理由は食生活! ここポートランドは“オーガニックフード”に異常なまでにご熱心だからだ。

 

 

■コメディーになるほどオーガニックに熱心

 

ポートランドの人々のオーガニック崇拝を皮肉ってコメディーにした『ポートランディアン』というTV番組があるほどだ。

 

番組内容は、オーガニックな人々の生活を皮肉ってコメディーにしたもの。

 

ちなみに、1回目のエピソード。
レストランに来たカップルが鶏料理を注文する際、ウェイトレスにあれやこれやとオーガニックな質問をする。
するとウェイトレスは、鶏の写真付きプロフィールを持って来るのだ。そこには、鶏の名前、年齢、ダイエット経歴、生活環境、などが記載されている。
それを読み終えたカップルはそのまま店を飛び出て、情報確認のために鶏の住む農家へと赴くのであった……。

 

ご近所様たちのオーガニック狂を感じていた私達夫婦は、喜びとおかしさで涙の大爆笑!

 

 

■厳しい難関を突破したエリート、それがオーガニック様

 

そんなポートランドは、春から秋まで、あちこちでファーマーズマーケット(農産物の直売所)が賑わいを見せている。言うまでも無し、オーガニックな農産物だ。

 

スーパーマーケットもオーガニック商品に溢れている。

 

いかにも健康そうなフルーツのラベルが貼られているドリンク、何種類ものナッツやドライフルーツ入りのグラノラバー、自然塩とスパイスのみ使用のポテトチップス、無着色・無添加・グルテン無しのチョコレートバー、自然塩・砂糖・無農薬果物のジャム類などなどエンドレス。

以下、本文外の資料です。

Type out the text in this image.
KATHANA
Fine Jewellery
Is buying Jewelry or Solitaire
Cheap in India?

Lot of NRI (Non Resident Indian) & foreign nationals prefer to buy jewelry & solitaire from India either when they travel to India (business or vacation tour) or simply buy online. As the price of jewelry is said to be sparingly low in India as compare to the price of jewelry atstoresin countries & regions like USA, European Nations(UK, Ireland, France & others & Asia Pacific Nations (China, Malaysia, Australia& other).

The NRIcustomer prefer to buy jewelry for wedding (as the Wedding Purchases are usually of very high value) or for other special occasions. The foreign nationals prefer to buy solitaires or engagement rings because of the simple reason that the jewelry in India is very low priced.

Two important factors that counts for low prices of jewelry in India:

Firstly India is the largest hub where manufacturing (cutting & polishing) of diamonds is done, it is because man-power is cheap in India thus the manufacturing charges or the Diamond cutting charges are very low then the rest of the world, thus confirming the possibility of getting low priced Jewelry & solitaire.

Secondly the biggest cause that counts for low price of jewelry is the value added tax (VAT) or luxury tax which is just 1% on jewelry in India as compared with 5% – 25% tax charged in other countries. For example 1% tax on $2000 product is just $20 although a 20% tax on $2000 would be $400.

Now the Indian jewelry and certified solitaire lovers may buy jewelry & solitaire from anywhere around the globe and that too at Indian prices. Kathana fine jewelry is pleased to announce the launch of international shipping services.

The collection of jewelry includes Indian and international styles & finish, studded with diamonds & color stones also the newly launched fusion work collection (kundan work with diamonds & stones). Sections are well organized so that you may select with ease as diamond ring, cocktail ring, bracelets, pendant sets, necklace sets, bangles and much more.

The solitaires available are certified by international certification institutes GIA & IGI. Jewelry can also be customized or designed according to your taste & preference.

その数の多さに目が眩む。

 

アメリカでの“オーガニック”の基準は非常に厳格で、“オーガニック”の勲章を勝ち得るには以下が必須だ。

 

●無農薬で3年以上栽培された土壌から収穫された食物であること
●遺伝子組み換え無し
●土、水も厳格な基準をクリアしていること
●家畜は有機食品を食べていること
●納屋の外へ自然環境へのアクセスがあること
●成長ホルモンや抗生物質不使用であること
●薬品を使う農家とは定められた距離を置くこと

 

これら全ての条件を満たせば、“100%オーガニック”と認定される。
95%以上オーガニックのものを使用し製造された食品は“オーガニック”のラベル使用が許可され、70%以上であれば、“オーガニック使用製品”のラベルと区別される。

 

さらに、USDA(United States Department of Agriculture)支配下のNOP(National Organic Program)によってオーガニックの家畜、農作物、収穫とその工程の標準規定を満たせばUSDAのありがた~いオーガニックのラベルが表示される。

 

 

■私が出会ったオーガニック狂あるある

 

さすがオーガニック狂いの街、ポートランド。
私たち夫婦もよく、オーガニックあるあるに遭遇する。

 

●初心者を寄せ付けない、オーガニック通のプレッシャー
スーパーマーケットで大量のオーガニック商品を目の前に、正直どれを選んでいいか解らないし、何がどう健康なのかも分からず頭は大混乱。

 

そんな私の目の前で、優雅にオーガニック商品を手に取るおばさん。
おばさんは、パニックって立ち往生している私を見て、
「あんた、オーガニックの常連じゃないでしょ~」
と言わんばかりの馬鹿にした目付き。

 

負けてなるものかと、とにかく何でもいいから商品を手に取り、オーガニック通ぶってカートに入れる。
と、すかさず最上段に手を伸ばすおばさん。
やられた! 背の低い私には届かない……ついでに値段の高さにもダブルで手が届かない……。
オーガニック商品は往々にして値段も高いのだ。

 

戦いに惨敗した私は「オーガニックのどこが偉いんじゃ~!」と、この日は買い物を放棄してスーパーマーケットを後にした。

 

●オーガニックなハンバーガーの実力とは
ポートランド周辺で展開しているハンバーガーショップがある。
地元のオーガニック食材を使用したハンバーガーが売りで、ドライブスルーに長蛇の列をよく見かける。

 

よそ者の私達夫婦は行列に刺激され、「どうやら有名らしい」ということで、そのハンバーガーを食すことに。
期待をよそに食べてがっくり、普通のバーガーより脂っこくって正直まずかった。
1年後、ひょっとして店舗が違えば、と再度トライ。だがまたしても同じくしてやられた! どうして人気があるのか未だに謎。

 

オーガニックなハンバーガーが食べれるなら、たとえまずくてもいいってこと?

 

●オーガニックであれば何でもあり?
とあるオーガニックなカフェでオーダーしたベーグル。
敷き紙のデザイン・インクがベーグルに付着してしまって、ベーグルの一部が青色に!
否オーガニックの夫でも、さすがにインクは食べられないと取替えを要求。

 

ところがウェイトレスは、
「大した事ないわよ~これくらい食べなさいよ~」

 

ちょっと、食材は神経質なくらいにこだわるくせにインクは平気なわけ?

 

 

■無理してオーガニックを食べても本末転倒じゃない?

 

健康にいいことは分かっているけど、どうしてもオーガニックフードにハマれない理由がある。

 

それは、オーガニックを重視するあまりに、美味しくないものも多々あるから。

 

魅力的で健康的なオーガニック感バリバリのラベルに「してやられた!」と悔しい思いが連発。

 

ついでに高値のオーガニック!

 

この結果、我が家では美味しくないオーガニックフードに出会ったときは、「Too Organic!」と、オーガニック様に遠慮した隠語まで出来る始末。
胃も心も財布の中も空っぽになった果てに、もうオーガニックには騙されないぞと自分を鍛える日々である。

 

神経質に産地を気にしたり、味より素材を重視したりなんてせず、ただ「おいしいね~っ」って食べるのが一番健康的だとつくづく思う。